In sports, the adage goes, numbers don’t lie. That’s why there are two record books for men’s ice hockey at Middlebury, not just one. The first runs from 1923 to 1964. The second one marks achievements from 1965 to the present; it’s titled “modern-day” records. Now, 1965 is not an arbitrary date. That was the year when intercollegiate men’s ice hockey was split into divisions. (Previously, all schools, regardless of size, competed in one division.) Dividing the record book in such a way has had another consequence: it has rescued some of the greatest individual performances of recent years from relative obscurity.
Take the 35 goals scored by Kevin Cooper ’04 in 2003-04, for instance. That’s a modern-day Middlebury record. Or the 48 assists tallied by Kent Hughes ’92 in his senior year—that’s another modern-day Middlebury record. Yet neither of these worthy achievements would have approached the top of the Panthers’ record book if the book had not been divided many years ago.
“There were four or five years there in the late 1950s and early 1960s when Middlebury was scoring more goals than any other hockey team in the country,” says Coach Bill Beaney, who has coached the Panthers since 1986. “And it was basically because of two guys: Mike Karin and Phil Latreille.”
Karin ’59 and Latreille ’61 played for legendary coach Walter “Duke” Nelson ’32, and they are linked not just in the College’s all-time record book, but in the NCAA archives as well. Karin, the consummate playmaker, registered the most points in a game (13), most assists in a game (10), and most assists per game in a season (3.1) in the history of college hockey, while the more-compact Latreille, with his booming slap shot and upper-body strength, still holds seven NCAA marks, including most goals in a season (80) and most goals in a career (250), two records that may never be touched.

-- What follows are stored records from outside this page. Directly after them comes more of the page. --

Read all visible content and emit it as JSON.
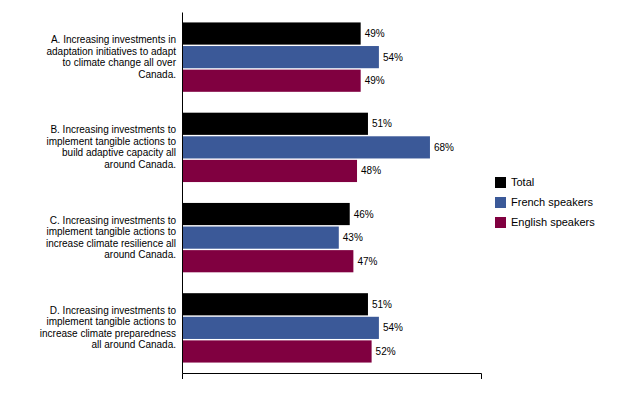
{
  "chart_data": {
    "type": "bar",
    "orientation": "horizontal",
    "categories": [
      "A. Increasing investments in\nadaptation initiatives to adapt\nto climate change all over\nCanada.",
      "B. Increasing investments to\nimplement tangible actions to\nbuild adaptive capacity all\naround Canada.",
      "C. Increasing investments to\nimplement tangible actions to\nincrease climate resilience all\naround Canada.",
      "D. Increasing investments to\nimplement tangible actions to\nincrease climate preparedness\nall around Canada."
    ],
    "series": [
      {
        "name": "Total",
        "color": "#000000",
        "values": [
          49,
          51,
          46,
          51
        ],
        "value_labels": [
          "49%",
          "51%",
          "46%",
          "51%"
        ]
      },
      {
        "name": "French speakers",
        "color": "#3b5998",
        "values": [
          54,
          68,
          43,
          54
        ],
        "value_labels": [
          "54%",
          "68%",
          "43%",
          "54%"
        ]
      },
      {
        "name": "English speakers",
        "color": "#800040",
        "values": [
          49,
          48,
          47,
          52
        ],
        "value_labels": [
          "49%",
          "48%",
          "47%",
          "52%"
        ]
      }
    ],
    "xlim": [
      0,
      82
    ],
    "xticks": [],
    "tick_labels": "y",
    "data_labels": true,
    "legend": "right"
  }
}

Last summer, Phil, Mike, and their wives, Eileen Glasoe Latreille ’62 and Lynde Sudduth Karin ’62, got together for a few days in Vermont. And as Mike and Phil always do, they reminisced for hours about their coach, their teammates, and their times together.

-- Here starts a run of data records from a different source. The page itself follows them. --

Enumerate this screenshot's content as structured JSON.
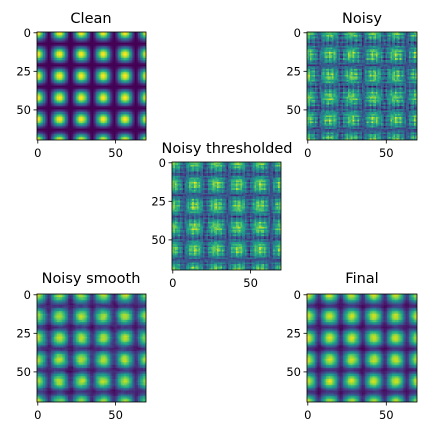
{
  "chart_data": [
    {
      "type": "heatmap",
      "title": "Clean",
      "pattern": "clean",
      "size": 70,
      "period": 28,
      "colormap": "viridis",
      "x_ticks": [
        "0",
        "50"
      ],
      "y_ticks": [
        "0",
        "25",
        "50"
      ],
      "x_tick_values": [
        0,
        50
      ],
      "y_tick_values": [
        0,
        25,
        50
      ]
    },
    {
      "type": "heatmap",
      "title": "Noisy",
      "pattern": "noisy",
      "size": 70,
      "period": 28,
      "colormap": "viridis",
      "x_ticks": [
        "0",
        "50"
      ],
      "y_ticks": [
        "0",
        "25",
        "50"
      ],
      "x_tick_values": [
        0,
        50
      ],
      "y_tick_values": [
        0,
        25,
        50
      ]
    },
    {
      "type": "heatmap",
      "title": "Noisy thresholded",
      "pattern": "thresholded",
      "size": 70,
      "period": 28,
      "colormap": "viridis",
      "x_ticks": [
        "0",
        "50"
      ],
      "y_ticks": [
        "0",
        "25",
        "50"
      ],
      "x_tick_values": [
        0,
        50
      ],
      "y_tick_values": [
        0,
        25,
        50
      ]
    },
    {
      "type": "heatmap",
      "title": "Noisy smooth",
      "pattern": "smooth",
      "size": 70,
      "period": 28,
      "colormap": "viridis",
      "x_ticks": [
        "0",
        "50"
      ],
      "y_ticks": [
        "0",
        "25",
        "50"
      ],
      "x_tick_values": [
        0,
        50
      ],
      "y_tick_values": [
        0,
        25,
        50
      ]
    },
    {
      "type": "heatmap",
      "title": "Final",
      "pattern": "final",
      "size": 70,
      "period": 28,
      "colormap": "viridis",
      "x_ticks": [
        "0",
        "50"
      ],
      "y_ticks": [
        "0",
        "25",
        "50"
      ],
      "x_tick_values": [
        0,
        50
      ],
      "y_tick_values": [
        0,
        25,
        50
      ]
    }
  ]
}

Mike Karin came to Middlebury in 1955 via the Northwood School in Lake Placid. His father was a high school principal, and his mother was a teacher, and while growing up in Clinton, New York, he was a stick boy for the Clinton Comets in the rough-and-tumble Eastern Hockey League. Jean Phillipe Latreille grew up in Montreal, in a working-class family that spoke French, English, and a little Italian. His high school played its home games at the Montreal Forum, and he quickly became one of the most heralded scholastic hockey players in Quebec.

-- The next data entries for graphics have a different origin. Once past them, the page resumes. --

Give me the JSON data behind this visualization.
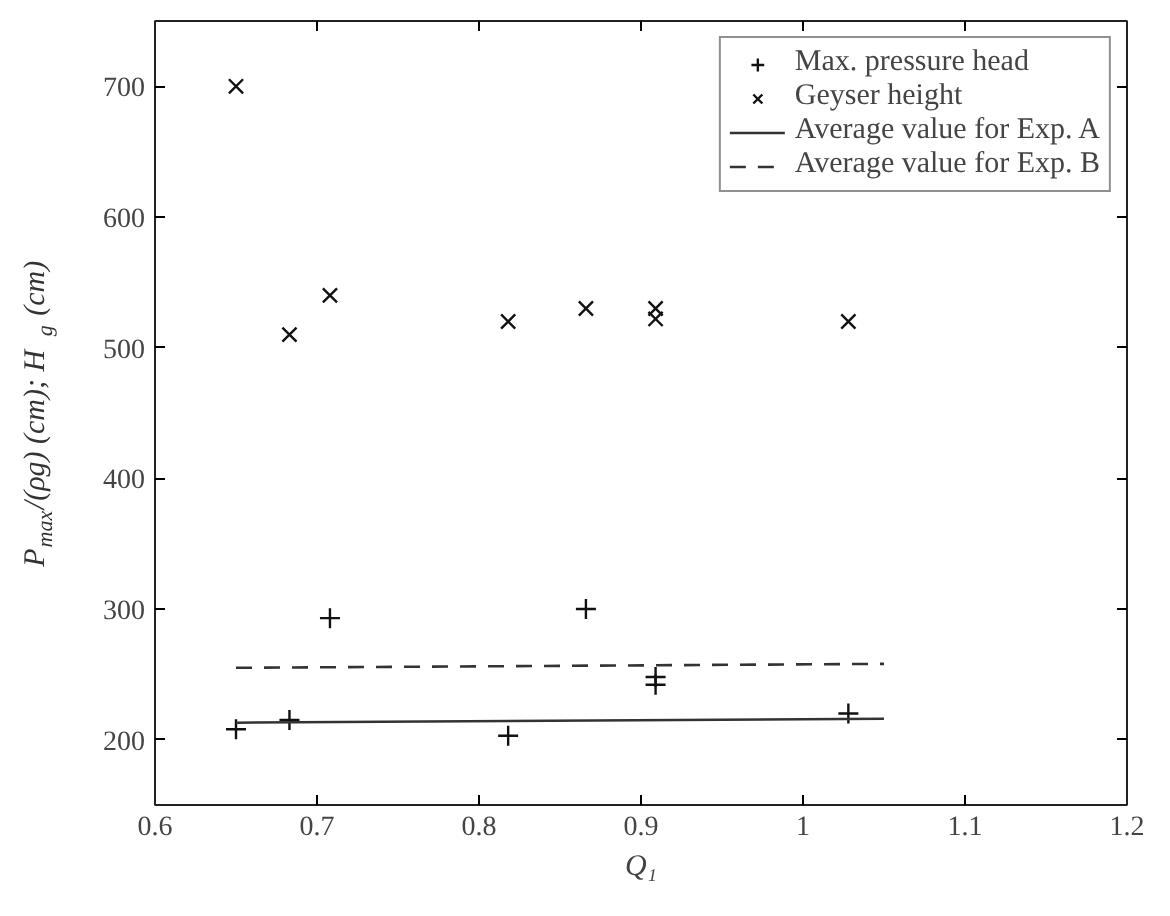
{
  "chart_data": {
    "type": "scatter",
    "xlabel": "Q₁",
    "ylabel": "P$_{max}$/(ρg) (cm);  H$_{g}$ (cm)",
    "xlim": [
      0.6,
      1.2
    ],
    "xticks": [
      0.6,
      0.7,
      0.8,
      0.9,
      1,
      1.1,
      1.2
    ],
    "ylim": [
      150,
      750
    ],
    "yticks": [
      200,
      300,
      400,
      500,
      600,
      700
    ],
    "grid": false,
    "legend": "top right",
    "series": [
      {
        "name": "Max. pressure head",
        "type": "scatter",
        "marker": "cross",
        "color": "#111111",
        "x": [
          0.65,
          0.683,
          0.708,
          0.818,
          0.866,
          0.909,
          0.909,
          1.028
        ],
        "values": [
          208,
          215,
          293,
          203,
          300,
          248,
          242,
          220
        ]
      },
      {
        "name": "Geyser height",
        "type": "scatter",
        "marker": "x",
        "color": "#111111",
        "x": [
          0.65,
          0.683,
          0.708,
          0.818,
          0.866,
          0.909,
          0.909,
          1.028
        ],
        "values": [
          700,
          510,
          540,
          520,
          530,
          530,
          522,
          520
        ]
      },
      {
        "name": "Average value for Exp. A",
        "type": "line",
        "line_style": "solid",
        "color": "#333333",
        "x": [
          0.65,
          1.05
        ],
        "values": [
          213,
          216
        ]
      },
      {
        "name": "Average value for Exp. B",
        "type": "line",
        "line_style": "dashed",
        "color": "#333333",
        "x": [
          0.65,
          1.05
        ],
        "values": [
          255,
          258
        ]
      }
    ]
  }
}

One winter’s day in 1957, Duke Nelson decided to drive up to Montreal to watch Latreille play. “The real reason I went to Middlebury was because of Duke Nelson,” Latreille says. “I can still see him talking to my mother in our little apartment. Duke had that look in his eye, and he told her he’d take care of me, so my mother said, ‘Middlebury, that’s where you should go to school.’”
By Latreille’s account, he had more than 70 offers to play hockey in the U.S. and Canada. A powerful skater and a strong student, he was coveted by the Ivy League, as well as some Big Ten schools, several colleges out West, and a number of schools and programs in Canada; even the NHL’s Chicago Blackhawks and Detroit Red Wings expressed interest. (He would eventually enjoy a brief career with the New York Rangers post-Middlebury.) But because Duke Nelson hit it off with his mother, Latreille went to Middlebury and etched his name in the Panther record book.
In their first game together, the 1957 season’s opener, Latreille and Karin faced the Bowdoin College Polar Bears at Middlebury’s Memorial Field House. Karin, the first-line center, had a pair of tallies to go with four assists. Latreille debuted with two goals and three assists on an all-freshman line with Dick Morrison ’61 and Frank Coy ’61. The Middlebury Campus called the 15-0 outcome a “massacre.”
After the game, Bowdoin’s coach was steamed. As Latreille recalls, he came into the locker room afterwards and told Duke, “As long as those six freshmen are on your team, I am not playing you again.” And the coach kept his promise. Bowdoin didn’t schedule Middlebury again until 1962, when the aforementioned freshmen had graduated.